# New reptile shop on the wirral!!



## Jake89 (May 30, 2007)

New reptile shop opening on the Wirral this saturday (29/11/08)
Wooooo


----------



## paulrimmer69 (Oct 26, 2008)

where? the wirrals a big place lol


----------



## BecciBoo (Aug 31, 2007)

Old Chester Road, Rock Ferry.

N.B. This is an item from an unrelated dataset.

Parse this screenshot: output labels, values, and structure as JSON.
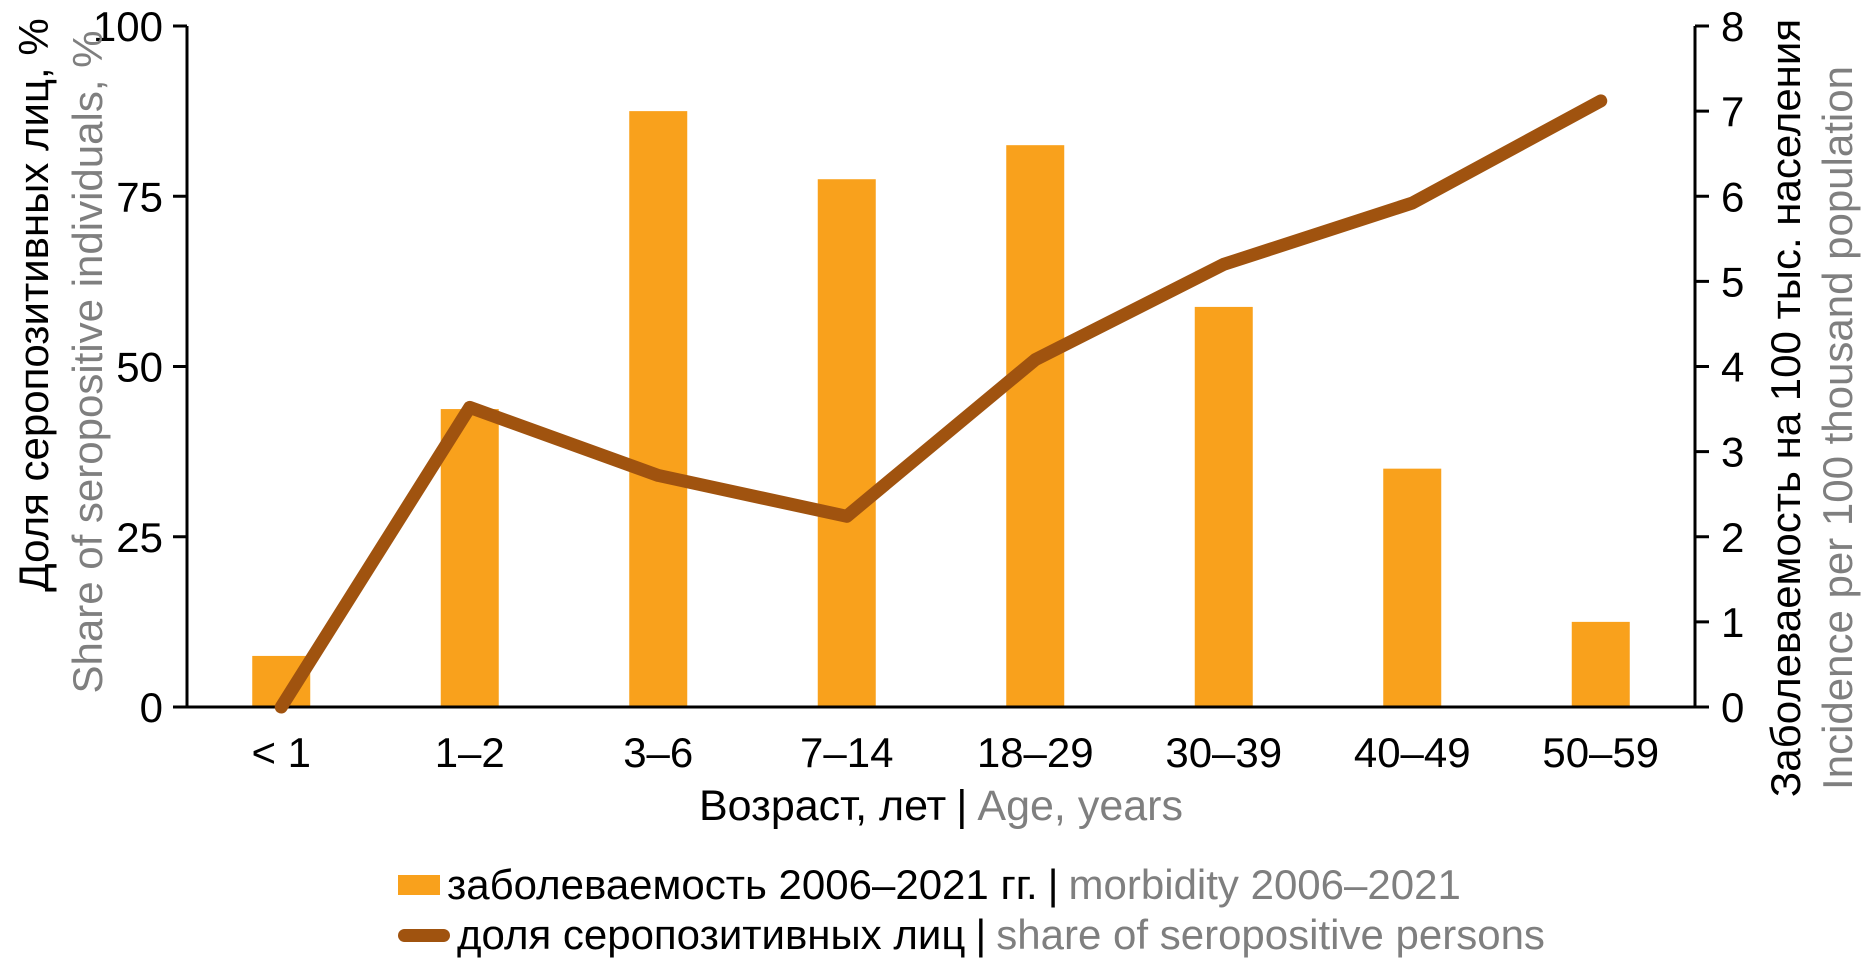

Nr Birkenhead.

more details to follow


----------



## Jake89 (May 30, 2007)

BUMPY BUMP :2thumb:


----------



## Jake89 (May 30, 2007)

Repti-lisious opens Saturday! :2thumb:


----------



## aitchjay (Oct 14, 2008)

I look forward to visiting you.


----------



## Jake89 (May 30, 2007)

WOOOOOOO Official opening tomorrow got nerly £2000 or live stock in there, we are the cheapest around and offer some great morphs some hard to get in the u.k.
Loads of great vivs and equipment.

Come along and see for youself!

9 A.M opening to 5.30 P.M
Repti-lisious, Old Chester Road, Wirral

: victory:


----------



## xXFooFooLaFluffXx (Aug 4, 2007)

Jake89 said:


> WOOOOOOO Official opening tomorrow got nerly £2000 or live stock in there, *we are* the cheapest around and offer some great morphs some hard to get in the u.k.
> Loads of great vivs and equipment.
> 
> Come along and see for youself!
> ...


 
what dya mean we? how come you are advertisin it n not the owner? he better not have employed you when i was first in line! :lol2:


----------



## Jake89 (May 30, 2007)

xXFooFooLaFluffXx said:


> what dya mean we? how come you are advertisin it n not the owner? he better not have employed you when i was first in line! :lol2:


 

He told me to do it lol and seeing as i stocked the shop lol and been working there for free lol then its WE haha.


----------



## cornmorphs (Jan 28, 2005)

stupid question? but where did my post go? lol


----------



## Daveyboy (Dec 27, 2007)

Yep were open!!!!

open 7 days a week, lots in stock and much more available if you want something thats not instock!

Hope to see you all in there!


----------



## Tommy123 (Sep 19, 2008)

Aww man another GREAT shop to far away from me!!! typical!! lol hope it goes well mate!


----------



## andrms0 (Aug 26, 2008)

old chester rd is a long street, what shop number is it?


----------



## ditta (Sep 18, 2006)

andrms0 said:


> old chester rd is a long street, what shop number is it?


 
tis 189 old chester road:2thumb:


----------



## bronzeyis200 (Jan 25, 2008)

might have to make a trip over the water for a look see: victory:


----------



## millie2010 (Apr 4, 2010)

*vivs*

how much would it be for a 3 foot or 4 foot viv plz


----------